Shun was born in Chicago but raised in Singapore. He returned to the United States a few years ago via a scholarship to the Berklee College of Music, where he studied for two semesters before leaving to work as a full-time musician. The guitarist is known for his frenetic fingerwork, thumb-plucked bass lines, and making every note count. Including the ones he doesn’t play.

“The fact that there’s this space makes a huge difference to me and to my desire to want to do this with Shun because the moment I recognized that space, I thought, ‘Ah.’ I could hear harmonica there in what he was doing,” Dick said this week from his home outside Boston.

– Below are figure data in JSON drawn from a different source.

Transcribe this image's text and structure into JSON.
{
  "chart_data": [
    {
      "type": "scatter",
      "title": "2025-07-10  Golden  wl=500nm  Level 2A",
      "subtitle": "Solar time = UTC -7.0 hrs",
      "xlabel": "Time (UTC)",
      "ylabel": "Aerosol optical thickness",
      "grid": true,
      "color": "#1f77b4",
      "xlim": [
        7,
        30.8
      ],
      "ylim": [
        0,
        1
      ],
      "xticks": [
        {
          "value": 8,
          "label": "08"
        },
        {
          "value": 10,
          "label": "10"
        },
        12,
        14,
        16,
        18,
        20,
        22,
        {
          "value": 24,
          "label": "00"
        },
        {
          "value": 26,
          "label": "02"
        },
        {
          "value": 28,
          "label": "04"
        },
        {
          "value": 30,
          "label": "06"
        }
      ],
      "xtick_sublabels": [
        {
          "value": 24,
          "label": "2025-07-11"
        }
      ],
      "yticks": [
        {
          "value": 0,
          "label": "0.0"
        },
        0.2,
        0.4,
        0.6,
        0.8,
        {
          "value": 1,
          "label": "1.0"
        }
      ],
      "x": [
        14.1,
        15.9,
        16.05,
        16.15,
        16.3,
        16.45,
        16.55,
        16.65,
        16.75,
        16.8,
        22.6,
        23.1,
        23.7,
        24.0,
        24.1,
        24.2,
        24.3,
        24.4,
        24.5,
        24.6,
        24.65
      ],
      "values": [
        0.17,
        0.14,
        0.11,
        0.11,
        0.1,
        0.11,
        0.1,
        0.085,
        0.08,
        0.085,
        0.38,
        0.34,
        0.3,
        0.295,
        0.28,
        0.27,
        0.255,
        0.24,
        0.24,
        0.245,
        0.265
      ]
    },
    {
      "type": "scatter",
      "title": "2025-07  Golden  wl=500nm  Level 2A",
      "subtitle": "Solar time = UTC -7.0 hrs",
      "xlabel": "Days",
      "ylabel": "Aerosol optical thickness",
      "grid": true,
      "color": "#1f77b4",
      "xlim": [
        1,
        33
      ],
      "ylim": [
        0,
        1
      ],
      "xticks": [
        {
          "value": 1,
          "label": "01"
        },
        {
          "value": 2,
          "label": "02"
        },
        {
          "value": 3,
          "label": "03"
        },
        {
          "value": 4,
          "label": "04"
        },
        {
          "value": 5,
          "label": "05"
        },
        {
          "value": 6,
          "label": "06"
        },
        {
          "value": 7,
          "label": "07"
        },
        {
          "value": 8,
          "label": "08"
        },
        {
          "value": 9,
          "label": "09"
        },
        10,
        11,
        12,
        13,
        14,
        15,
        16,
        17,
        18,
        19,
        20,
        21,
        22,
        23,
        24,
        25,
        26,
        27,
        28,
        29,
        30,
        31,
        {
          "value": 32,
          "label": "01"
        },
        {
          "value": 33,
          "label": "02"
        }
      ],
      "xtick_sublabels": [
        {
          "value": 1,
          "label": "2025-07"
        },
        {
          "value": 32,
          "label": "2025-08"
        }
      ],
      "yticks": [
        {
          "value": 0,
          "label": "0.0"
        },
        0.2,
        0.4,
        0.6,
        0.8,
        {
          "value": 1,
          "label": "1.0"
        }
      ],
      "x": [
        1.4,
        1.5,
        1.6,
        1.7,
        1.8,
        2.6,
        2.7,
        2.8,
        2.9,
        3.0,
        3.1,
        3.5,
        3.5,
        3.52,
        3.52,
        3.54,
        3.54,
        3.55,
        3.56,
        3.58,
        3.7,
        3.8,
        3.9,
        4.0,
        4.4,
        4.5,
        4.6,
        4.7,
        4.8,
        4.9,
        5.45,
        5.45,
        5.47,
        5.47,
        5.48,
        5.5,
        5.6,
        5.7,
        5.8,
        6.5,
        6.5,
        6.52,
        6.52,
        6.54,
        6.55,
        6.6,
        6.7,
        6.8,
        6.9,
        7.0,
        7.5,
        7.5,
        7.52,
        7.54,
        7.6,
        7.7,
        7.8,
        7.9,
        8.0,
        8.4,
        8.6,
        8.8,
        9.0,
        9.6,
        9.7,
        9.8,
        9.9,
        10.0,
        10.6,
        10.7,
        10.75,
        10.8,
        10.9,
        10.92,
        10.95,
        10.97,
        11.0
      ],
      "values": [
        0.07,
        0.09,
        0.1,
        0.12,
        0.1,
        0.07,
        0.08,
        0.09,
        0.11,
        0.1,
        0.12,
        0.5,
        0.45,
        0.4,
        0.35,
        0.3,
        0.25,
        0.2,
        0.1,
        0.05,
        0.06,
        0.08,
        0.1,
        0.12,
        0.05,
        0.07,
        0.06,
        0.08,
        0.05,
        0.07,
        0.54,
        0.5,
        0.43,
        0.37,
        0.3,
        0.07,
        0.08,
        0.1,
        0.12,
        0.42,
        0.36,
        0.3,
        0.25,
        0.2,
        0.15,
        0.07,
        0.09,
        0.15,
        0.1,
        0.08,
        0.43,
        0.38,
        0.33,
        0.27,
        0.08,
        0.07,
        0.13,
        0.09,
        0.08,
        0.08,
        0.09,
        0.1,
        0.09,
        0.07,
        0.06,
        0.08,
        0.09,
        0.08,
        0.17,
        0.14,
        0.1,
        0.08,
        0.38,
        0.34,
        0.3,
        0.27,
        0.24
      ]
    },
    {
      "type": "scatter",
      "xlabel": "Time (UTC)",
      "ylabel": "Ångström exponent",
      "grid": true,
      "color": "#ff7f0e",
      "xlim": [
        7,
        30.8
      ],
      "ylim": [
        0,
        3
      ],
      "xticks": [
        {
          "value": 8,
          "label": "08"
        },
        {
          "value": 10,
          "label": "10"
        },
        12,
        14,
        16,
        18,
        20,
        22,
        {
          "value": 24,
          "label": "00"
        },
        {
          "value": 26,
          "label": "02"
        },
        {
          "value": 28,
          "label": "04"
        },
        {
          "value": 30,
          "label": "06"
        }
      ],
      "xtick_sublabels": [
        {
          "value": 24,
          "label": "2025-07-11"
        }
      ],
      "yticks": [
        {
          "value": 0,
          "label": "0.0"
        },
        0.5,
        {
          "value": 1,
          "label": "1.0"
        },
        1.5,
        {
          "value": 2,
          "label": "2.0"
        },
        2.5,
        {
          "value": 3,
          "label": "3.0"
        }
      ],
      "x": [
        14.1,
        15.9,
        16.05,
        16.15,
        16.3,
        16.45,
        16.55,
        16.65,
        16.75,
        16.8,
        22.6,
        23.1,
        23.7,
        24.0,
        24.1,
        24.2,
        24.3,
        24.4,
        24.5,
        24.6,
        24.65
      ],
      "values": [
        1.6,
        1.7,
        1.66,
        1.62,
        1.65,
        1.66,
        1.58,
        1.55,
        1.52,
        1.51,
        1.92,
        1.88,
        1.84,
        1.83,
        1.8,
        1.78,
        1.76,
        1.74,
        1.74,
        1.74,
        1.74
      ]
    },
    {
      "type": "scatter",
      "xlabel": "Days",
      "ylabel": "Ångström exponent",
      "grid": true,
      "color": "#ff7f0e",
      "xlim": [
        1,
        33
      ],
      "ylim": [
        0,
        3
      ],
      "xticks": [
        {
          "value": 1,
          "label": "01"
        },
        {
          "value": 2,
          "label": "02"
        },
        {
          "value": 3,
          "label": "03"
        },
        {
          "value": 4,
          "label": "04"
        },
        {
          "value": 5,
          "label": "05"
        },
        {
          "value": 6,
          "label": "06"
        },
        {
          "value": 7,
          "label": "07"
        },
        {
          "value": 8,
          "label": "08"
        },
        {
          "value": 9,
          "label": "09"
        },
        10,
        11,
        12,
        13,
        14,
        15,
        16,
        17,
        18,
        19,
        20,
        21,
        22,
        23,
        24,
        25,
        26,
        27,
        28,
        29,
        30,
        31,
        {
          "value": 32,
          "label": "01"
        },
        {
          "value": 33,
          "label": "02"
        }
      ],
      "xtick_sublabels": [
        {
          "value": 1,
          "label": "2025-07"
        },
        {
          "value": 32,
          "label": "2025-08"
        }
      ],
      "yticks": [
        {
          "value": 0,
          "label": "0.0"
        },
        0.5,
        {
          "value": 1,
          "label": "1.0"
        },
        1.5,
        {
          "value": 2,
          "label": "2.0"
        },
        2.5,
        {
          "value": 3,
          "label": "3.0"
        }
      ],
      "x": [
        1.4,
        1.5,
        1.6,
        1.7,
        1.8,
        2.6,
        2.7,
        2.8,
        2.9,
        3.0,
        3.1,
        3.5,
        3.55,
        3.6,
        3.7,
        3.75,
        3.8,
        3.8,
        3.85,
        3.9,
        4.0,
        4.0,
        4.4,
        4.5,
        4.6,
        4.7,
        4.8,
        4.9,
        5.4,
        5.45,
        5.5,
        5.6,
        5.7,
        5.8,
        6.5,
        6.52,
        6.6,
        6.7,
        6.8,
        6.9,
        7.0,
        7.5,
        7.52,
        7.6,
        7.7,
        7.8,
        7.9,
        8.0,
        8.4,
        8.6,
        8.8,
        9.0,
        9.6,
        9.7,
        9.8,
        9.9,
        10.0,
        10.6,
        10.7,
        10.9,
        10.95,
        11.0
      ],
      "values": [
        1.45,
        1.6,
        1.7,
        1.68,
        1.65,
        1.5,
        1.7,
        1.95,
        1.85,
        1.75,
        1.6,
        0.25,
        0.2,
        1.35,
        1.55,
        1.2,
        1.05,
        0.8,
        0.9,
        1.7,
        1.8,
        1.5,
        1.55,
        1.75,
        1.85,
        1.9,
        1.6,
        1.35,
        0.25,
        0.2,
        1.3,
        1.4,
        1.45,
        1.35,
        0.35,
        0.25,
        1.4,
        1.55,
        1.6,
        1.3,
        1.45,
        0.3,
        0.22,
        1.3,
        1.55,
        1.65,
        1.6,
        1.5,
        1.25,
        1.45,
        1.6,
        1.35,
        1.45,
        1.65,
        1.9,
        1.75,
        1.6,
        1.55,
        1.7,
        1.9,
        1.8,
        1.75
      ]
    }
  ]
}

So Dick sought out Ng, who also is based in the Boston area, and the two connected during an initial meeting that lasted more than three hours. Thus began a musical partnership just beginning to take off.

The Book and Bar gig is the latest in only about a half-dozen shows they’ve booked since beginning their collaboration. The only recorded evidence to date is a year-old YouTube video of Dick and Ng performing James Brown’s “Papa’s Got a Brand New Bag.”

But it’s a stunner. The call-and-response guitar-harmonica workout starts off bluesy before going full-throttle funk. It’s the work of two men pulling off the parlor trick of sounding like a full band, thanks to Ng’s percussive guitar work, Dick’s rhythmic harmonica style and notes both played and suggested.

The guitar-harmonica duo has a rich history in the blues. Magic Dick, 70, and Shun Ng, 25, aim to take that tradition in another dimension, Dick says, though the blues underlies everything they do.

“I think that’s the primary thing about what Shun and I are doing. We’re doing new stuff. We’re doing an old format — meaning two players — in a very new way,” he said. “What people hear ... is somewhat startling because of its freshness, its conception musically, which, again, is an outgrowth of our love for minimalism.”

That freshness brings newfound inspiration to Dick, who continues to work with the J. Geils Band. While the reunited group still performs — an Aug. 23 show is scheduled at the Hampton Beach Casino Ballroom — they haven’t recorded a new album since breaking up more than 30 years ago.

Magic Dick

Dick helped bring the J. Geils Band to prominence in its ‘70s heyday with the instrumental “Whammer Jammer,” and his solos were featured prominently in the R&B-based hits “(Ain’t Nothin’ But A) House Party,” “Lookin’ for a Love” and “Give it to Me.” Dick, whose first instrument was the trumpet, convinced the band in 1977 to cover Louis Armstrong’s “I’m Not Rough,” in which he transcribed Armstrong’s cornet parts for harmonica.

With J. Geils, Dick is a featured player, but with Shun, he has a much bigger role.

“There is a huge difference for me, just from a workload point of view, in terms of what I play in the show. There’s just a lot more playing to be done when I work with Shun because it’s just the two us,” he said.

“But it’s not that it’s just the two of us because that’s how it happens to work out; it’s just the two of us by design.”